Jake Novak sported some redness over his upper lip but said things are improving. “I’ve been icing it like crazy to try to get (the swelling) to go down and for me to ready for this game,” he said. “My top row of teeth (on my left side) are all numb, but that’s about it.”
Top-seeded Plymouth North (18-4) will host a Div. 2 quarterfinal on Sunday at 4 p.m. against No. 9 Westwood (16-6). The Eagles’ chances of successfully defending their 2024 state crown hung in the balance for most of the day, but Pearson was up the challenge, muffling No. 17 Billerica (11-11) and buying time for his teammates to get the bats going.
Pearson improved to 5-0 on the season and lowered ERA to 0.98.
“Just a bull,” Follette said of the 5-7 right-hander. “All he’s done it perform, perform, perform and force us into (making him) our Number 2 (starter) behind Danny Kenney (6-1, 1.48 ERA).
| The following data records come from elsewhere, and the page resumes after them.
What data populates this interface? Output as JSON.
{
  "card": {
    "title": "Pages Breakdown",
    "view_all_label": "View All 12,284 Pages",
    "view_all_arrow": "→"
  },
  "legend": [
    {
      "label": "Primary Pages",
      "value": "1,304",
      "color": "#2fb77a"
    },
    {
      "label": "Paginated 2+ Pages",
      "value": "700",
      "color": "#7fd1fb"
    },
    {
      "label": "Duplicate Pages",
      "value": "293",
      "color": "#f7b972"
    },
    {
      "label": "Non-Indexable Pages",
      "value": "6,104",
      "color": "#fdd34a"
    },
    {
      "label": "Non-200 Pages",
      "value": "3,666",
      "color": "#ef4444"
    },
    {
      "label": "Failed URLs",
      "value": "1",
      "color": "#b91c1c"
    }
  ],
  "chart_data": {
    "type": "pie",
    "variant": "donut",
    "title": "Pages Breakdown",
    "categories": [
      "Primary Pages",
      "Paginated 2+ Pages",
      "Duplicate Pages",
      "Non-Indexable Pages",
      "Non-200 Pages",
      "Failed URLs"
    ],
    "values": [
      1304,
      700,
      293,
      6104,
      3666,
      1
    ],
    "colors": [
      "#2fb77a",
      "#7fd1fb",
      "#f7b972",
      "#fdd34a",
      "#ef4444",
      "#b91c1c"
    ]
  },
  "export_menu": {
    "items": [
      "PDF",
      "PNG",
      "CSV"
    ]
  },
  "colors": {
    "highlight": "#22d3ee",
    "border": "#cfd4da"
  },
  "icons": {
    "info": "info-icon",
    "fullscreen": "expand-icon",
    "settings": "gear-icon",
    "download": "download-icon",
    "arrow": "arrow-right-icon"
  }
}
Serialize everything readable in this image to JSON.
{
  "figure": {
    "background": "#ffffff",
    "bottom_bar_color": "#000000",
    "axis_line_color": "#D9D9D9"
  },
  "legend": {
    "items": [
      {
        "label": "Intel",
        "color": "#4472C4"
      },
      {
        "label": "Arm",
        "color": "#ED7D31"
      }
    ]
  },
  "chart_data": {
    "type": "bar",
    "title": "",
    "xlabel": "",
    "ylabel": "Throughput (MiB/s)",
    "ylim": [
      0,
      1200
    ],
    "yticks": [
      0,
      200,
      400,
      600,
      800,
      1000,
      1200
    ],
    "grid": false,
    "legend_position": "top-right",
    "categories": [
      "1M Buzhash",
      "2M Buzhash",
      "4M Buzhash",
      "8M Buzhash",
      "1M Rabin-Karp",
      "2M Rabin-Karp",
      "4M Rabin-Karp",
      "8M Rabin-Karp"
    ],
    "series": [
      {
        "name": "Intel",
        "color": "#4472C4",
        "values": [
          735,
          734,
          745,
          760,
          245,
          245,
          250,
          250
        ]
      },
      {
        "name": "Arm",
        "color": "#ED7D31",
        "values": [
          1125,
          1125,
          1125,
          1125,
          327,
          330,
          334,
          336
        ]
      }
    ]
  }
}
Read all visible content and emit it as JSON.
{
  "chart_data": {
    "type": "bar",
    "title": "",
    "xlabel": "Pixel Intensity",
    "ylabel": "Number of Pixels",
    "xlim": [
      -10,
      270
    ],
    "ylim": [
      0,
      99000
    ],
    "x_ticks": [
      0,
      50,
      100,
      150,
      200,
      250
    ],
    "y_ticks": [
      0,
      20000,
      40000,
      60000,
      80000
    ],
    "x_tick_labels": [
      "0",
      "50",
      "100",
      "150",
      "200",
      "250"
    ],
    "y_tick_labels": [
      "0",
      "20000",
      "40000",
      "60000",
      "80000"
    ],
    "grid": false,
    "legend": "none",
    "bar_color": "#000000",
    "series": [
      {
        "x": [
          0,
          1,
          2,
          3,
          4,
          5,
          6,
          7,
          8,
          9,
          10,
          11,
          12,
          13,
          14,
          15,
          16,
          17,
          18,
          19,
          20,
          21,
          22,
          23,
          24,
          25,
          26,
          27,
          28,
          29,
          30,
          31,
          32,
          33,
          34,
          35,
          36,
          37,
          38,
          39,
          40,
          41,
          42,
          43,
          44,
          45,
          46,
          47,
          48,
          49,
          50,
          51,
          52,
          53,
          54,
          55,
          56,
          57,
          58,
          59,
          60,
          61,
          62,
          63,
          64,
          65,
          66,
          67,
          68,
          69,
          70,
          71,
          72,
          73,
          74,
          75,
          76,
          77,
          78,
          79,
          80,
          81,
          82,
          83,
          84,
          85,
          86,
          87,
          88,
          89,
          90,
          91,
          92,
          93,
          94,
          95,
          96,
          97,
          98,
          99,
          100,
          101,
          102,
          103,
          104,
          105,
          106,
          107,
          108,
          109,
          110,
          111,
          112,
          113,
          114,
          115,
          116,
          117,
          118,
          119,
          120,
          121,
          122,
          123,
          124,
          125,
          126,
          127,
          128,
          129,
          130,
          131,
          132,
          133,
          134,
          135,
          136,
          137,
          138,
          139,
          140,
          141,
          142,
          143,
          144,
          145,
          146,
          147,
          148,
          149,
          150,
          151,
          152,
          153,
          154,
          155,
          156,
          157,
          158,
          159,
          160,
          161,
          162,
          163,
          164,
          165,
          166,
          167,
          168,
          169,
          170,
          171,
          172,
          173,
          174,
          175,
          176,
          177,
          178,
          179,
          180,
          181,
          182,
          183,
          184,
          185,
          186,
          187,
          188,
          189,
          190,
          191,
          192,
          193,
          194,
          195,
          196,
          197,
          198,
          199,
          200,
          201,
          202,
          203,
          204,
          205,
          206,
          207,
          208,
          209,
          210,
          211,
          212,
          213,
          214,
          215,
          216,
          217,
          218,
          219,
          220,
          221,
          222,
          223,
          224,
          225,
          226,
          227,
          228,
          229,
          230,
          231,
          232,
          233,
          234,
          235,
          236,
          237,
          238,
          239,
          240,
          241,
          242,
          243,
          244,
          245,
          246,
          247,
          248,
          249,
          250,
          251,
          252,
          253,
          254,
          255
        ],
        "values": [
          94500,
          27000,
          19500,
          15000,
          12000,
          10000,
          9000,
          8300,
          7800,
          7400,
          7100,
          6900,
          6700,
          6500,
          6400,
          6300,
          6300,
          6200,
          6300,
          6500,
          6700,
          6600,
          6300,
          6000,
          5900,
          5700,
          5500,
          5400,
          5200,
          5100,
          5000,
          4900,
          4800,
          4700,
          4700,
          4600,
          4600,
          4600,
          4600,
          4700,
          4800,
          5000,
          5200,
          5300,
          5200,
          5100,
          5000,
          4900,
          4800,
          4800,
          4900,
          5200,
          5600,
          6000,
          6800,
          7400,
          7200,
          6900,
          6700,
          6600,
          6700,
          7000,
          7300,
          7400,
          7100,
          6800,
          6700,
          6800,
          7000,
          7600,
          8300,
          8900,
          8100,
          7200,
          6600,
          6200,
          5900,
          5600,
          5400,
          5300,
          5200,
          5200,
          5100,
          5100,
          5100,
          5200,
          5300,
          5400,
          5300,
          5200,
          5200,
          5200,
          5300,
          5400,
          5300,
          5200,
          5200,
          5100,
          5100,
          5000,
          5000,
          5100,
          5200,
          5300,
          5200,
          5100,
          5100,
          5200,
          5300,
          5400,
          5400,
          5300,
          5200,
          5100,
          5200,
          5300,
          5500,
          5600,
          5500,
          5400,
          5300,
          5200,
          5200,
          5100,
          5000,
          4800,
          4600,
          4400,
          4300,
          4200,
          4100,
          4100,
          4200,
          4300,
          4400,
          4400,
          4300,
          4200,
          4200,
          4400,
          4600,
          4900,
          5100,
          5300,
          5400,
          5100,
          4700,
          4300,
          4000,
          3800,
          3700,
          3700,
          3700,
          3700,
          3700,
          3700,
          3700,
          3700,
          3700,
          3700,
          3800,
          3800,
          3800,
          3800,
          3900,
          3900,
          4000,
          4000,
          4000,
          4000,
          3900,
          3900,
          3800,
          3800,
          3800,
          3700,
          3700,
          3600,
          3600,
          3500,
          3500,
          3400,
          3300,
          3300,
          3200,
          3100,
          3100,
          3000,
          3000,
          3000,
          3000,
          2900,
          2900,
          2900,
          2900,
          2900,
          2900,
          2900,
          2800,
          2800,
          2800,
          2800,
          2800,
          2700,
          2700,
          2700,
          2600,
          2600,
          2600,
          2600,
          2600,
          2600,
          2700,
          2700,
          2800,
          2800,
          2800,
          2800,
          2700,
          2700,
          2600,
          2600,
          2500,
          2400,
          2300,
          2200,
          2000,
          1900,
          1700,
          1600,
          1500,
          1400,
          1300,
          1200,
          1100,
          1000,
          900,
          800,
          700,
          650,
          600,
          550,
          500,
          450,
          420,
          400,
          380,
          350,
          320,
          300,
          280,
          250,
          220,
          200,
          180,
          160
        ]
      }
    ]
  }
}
He’s given us quality outings every time he’s pitched. I wasn’t surprised by what he did today.”
Said Pearson: “That was really close all the way through. Throughout the entire game I had to stay focused; I couldn’t let up.”
Will Novak, the Patriot League Keenan Division MVP, got the sixth inning started by drawing a one-out walk, which prompted a Billerica pitching change. Out went starter Cam Amenkowicz, who hadn’t allowed a hit. Reliever Drew Mello plunked Noah Mackenzie to put two runners on, and Nardone followed with a sharp single to left to open the scoring.
“I got the fastball I wanted and I just had to put it in play,” said Nardone, who’s hitting .323 with 16 RBIs. “That’s what I did. It put a run on the board.”
Kenney’s sac fly plated Mackenzie for a 2-0 lead, and McLeish and Jake Novak followed with singles for a 3-0 cushion.
Now Plymouth North will try to avenge a recent 3-2 loss to Westwood at the Don Fredericks Tournament, which was hosted by Braintree but held at BC High due to field conditions.
“Solid tournament game against a good team,” Follette said of Wednesday’s showing. “And you gotta play this way; you gotta play clean. I thought we played real clean baseball, made all the plays. Now we’ve got a very good Westwood team that’s already beaten us once this year. We know what we’re up against. We just have to find a way to win.”